A single sheet was supplied providing information on how much vacation time that is accrued earned vacation for various employees. One employee has 768.08 hours of accrued time for a total of $14,213.27 owed to them at this time. The next highest is 226.48 hours accrued.
“We have a varied of policy books that have been mildly adhered to over the years and we have the common bucket of what we’ve been doing,” said Mayor Rob Baker. “Part of this process is us deciding this is the process and policy we’re going to approve and then true-up everyone so all employees start on the same level. We want to be fair to new employees coming in and not penalizing existing employees. If any one of these people leave, we’ll be writing that check to them.”
“[The sample policy] literally stops this practice and gets everyone on the same field.,” said Stacey. “The other thing I want to be very clear on is pushback on whether this needs to happen or not. We’re just getting started. We have to train the employees to get them in the know. There are things that council needs to be aware of and think about.
“Some employees were not happy about holidays. Melissa has gotten input on these. I’d suggest we start with the Time Away from work. You can always revise a policy, but you need to get something in writing first. “
Stacey also pointed out that Lastly, you need job descirptions. You can’t discipline or reviews without job descriptions.
It’s about the good and the bad and pointing out the rules, but also about filling vacancies.
You canot hold people accountable during vacation time if there’s no one to back them up and continue to get the job done.
We need a backup in case an employee gets hurt and is going to be out for 2-3 weeks, that job just can’t sit there. Hollis
We want to make sure as we go through and re-tool this document make sure we don’t penalize and if it seems like it is, explain it and get to where it might n ot be as stringent. We’ve got liability that is all over the place and having inconsistent policies and procedures in a huge legal matter. Change is tough so we’ve got to do an education through the process. We do want employee input throughout the process.

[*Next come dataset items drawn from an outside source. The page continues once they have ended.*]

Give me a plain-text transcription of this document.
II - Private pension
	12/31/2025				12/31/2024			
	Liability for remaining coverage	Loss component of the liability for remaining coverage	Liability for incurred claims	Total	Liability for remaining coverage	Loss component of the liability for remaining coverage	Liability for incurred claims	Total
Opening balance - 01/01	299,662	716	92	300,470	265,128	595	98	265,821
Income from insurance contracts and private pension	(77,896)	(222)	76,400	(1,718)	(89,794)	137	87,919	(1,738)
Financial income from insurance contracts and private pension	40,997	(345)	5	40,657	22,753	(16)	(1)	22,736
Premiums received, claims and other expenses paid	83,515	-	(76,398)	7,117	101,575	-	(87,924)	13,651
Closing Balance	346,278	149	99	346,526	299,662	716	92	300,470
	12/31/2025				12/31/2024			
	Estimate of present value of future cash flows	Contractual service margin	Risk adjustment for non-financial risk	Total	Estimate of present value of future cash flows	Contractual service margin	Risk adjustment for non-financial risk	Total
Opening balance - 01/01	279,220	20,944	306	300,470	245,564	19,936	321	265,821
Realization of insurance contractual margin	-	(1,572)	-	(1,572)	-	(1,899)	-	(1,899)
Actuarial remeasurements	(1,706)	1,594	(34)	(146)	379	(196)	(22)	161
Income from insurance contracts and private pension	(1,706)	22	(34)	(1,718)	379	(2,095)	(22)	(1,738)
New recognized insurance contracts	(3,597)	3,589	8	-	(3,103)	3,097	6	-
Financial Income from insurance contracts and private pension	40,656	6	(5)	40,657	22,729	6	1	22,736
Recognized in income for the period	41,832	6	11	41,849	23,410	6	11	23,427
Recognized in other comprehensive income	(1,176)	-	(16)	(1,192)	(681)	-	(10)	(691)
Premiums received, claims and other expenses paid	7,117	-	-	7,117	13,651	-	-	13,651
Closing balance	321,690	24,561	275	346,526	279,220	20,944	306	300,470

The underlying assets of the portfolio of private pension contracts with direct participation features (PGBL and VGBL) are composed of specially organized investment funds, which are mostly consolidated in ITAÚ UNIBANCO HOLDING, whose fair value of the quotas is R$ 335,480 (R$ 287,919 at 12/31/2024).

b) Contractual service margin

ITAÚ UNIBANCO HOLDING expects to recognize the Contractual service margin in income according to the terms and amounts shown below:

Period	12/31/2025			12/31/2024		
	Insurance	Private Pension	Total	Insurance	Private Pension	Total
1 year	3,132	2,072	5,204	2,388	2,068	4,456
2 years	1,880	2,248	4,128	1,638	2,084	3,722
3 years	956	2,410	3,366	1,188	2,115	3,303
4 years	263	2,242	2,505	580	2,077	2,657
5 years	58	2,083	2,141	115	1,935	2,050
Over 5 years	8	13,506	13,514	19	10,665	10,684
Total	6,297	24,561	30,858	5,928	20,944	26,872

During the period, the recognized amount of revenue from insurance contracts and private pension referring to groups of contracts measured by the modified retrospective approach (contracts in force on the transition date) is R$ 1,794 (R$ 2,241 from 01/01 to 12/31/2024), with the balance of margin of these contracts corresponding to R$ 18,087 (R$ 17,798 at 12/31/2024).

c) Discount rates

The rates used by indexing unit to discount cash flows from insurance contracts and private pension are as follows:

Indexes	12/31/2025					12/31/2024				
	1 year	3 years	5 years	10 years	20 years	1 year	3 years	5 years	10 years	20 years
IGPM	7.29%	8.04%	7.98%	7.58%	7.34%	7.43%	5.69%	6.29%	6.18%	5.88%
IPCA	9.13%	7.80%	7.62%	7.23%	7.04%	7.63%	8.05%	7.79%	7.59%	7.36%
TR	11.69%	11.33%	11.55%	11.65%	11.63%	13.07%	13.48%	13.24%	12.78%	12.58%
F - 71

Where do we go next? Baker
“I think the next thing is to vacation, bereavement, jury duty, sick leave or time away from work and write those and let you do a Passover, have attorney look at it, and then meet with employees and go over it,” said Stacey. “And start that way. There will be some that don’t like it.”
“Well, first off we need to know what’ going to be exactly what’s in the handbook,” said Alderman Richard Turner. “These are the things we’re going to look out and delineate that before we take one issue and do it.”
Stacey indicated she would be able to produce that list easily and distribute.
Turner also indicated his desire to supply employees with an entire handbook of what is currently in existence now, and then move forward with revising, instead of creating a book as they go forward.